Wednesday, February 3, 2010

Solar Storms and Damage to the Communications Grid

I was interested to read over at the Discover Blog, 80 Beats, that NASA is going to be launching a new satellite next week tagged the Solar Dynamics Observatory, SDO.  For all that is known about the solar system and the universe, surprisingly little is known about the engine of our own sun - specifically the deep causes for solar storms.  The SDO's mission is to take a very high resolution image of the sun every 60 seconds in order to provide visual clues to measurable electromagnetic behavior here on earth.  The hope is that eventually, NASA will be able to forecast solar storms.
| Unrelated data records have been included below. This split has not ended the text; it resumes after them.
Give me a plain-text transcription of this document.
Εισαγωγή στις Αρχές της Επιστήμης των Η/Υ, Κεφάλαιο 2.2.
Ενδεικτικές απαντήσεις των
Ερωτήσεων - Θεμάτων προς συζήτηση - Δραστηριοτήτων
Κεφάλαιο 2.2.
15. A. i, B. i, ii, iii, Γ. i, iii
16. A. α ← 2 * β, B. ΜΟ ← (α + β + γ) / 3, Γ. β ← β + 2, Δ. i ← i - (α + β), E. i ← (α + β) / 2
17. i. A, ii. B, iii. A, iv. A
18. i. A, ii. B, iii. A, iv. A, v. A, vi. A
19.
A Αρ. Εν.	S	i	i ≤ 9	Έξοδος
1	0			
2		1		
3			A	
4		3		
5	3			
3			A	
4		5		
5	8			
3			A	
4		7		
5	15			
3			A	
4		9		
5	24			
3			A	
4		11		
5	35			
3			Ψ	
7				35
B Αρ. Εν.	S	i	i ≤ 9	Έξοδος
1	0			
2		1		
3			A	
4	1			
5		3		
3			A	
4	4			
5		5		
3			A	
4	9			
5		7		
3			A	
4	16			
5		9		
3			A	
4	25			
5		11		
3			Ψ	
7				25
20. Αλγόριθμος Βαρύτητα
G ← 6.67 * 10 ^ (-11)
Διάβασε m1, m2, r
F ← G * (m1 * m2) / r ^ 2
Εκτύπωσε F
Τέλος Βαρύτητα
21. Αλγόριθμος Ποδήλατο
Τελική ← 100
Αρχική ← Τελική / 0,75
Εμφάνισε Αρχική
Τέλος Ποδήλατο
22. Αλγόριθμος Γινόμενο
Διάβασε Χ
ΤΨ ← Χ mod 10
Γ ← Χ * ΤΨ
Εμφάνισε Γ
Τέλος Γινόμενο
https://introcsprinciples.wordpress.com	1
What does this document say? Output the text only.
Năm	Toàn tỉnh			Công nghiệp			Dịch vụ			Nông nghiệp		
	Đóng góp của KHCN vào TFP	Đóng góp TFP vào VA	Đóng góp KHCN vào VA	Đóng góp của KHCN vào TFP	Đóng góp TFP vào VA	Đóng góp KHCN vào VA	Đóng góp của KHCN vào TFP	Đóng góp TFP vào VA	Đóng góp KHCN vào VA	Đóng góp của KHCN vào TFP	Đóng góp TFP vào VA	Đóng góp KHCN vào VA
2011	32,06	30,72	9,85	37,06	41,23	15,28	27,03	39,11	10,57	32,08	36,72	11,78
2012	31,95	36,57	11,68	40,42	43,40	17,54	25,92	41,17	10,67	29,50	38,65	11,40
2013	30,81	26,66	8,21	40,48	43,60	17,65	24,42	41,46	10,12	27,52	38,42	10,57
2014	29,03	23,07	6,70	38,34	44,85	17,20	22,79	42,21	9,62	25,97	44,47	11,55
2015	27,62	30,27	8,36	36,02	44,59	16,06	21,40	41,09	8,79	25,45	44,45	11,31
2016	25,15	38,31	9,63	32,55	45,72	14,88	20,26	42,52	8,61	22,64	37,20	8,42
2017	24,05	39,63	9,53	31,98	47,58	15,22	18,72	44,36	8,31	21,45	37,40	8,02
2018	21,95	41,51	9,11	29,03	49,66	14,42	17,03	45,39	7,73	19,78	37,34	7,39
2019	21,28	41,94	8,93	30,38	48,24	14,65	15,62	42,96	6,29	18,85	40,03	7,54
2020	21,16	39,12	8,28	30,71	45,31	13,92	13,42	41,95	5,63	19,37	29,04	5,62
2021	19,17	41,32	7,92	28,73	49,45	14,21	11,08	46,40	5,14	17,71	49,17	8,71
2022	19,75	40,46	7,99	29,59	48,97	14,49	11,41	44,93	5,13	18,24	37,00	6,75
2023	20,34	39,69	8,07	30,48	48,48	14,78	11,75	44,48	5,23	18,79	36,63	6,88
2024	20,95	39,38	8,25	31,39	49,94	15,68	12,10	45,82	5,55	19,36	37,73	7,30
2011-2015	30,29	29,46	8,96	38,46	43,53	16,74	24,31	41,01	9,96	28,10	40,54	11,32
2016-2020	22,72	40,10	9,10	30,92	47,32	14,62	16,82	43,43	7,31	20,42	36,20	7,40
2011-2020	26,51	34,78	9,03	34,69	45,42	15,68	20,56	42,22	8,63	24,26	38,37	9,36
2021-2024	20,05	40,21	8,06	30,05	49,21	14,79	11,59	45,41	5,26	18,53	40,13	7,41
One of the biggest storms ever observed occurred on Sept. 2, 1859.  The electromagnetic field was so strong that telegraphers operating between Boston and Portland, Maine were able to communicate without any electricity in the system except that generated by the solar storm.  They actually had to disconnect the batteries that normally powered the telegraph so as not to burn the batteries out.  I had never thought about the communications grid being vulnerable even in the days of the telegraph!

In 1989, a massive solar storm took out some of the power grids in the United States and Canada.  Last year, the National Academy of Sciences released a study report that estimated the damage to the power and communications grids from a solar surge the size of the 1859 storm at one trillion dollars.  The sun operates on an eleven-year sunspot cycle and reverses its magnetic poles every twenty-two years.  While the 1859 storm has been established to be the single largest event in the last 500 years, it is only a matter of time before another major solar storm erupts.

At least solar storms are a force of nature and while they can damage the grid, it is not the same as the damage from malicious hacking attacks.  Given the ever-increasing dependence on the grids, however, anything that can be done to harden them seems like a good investment.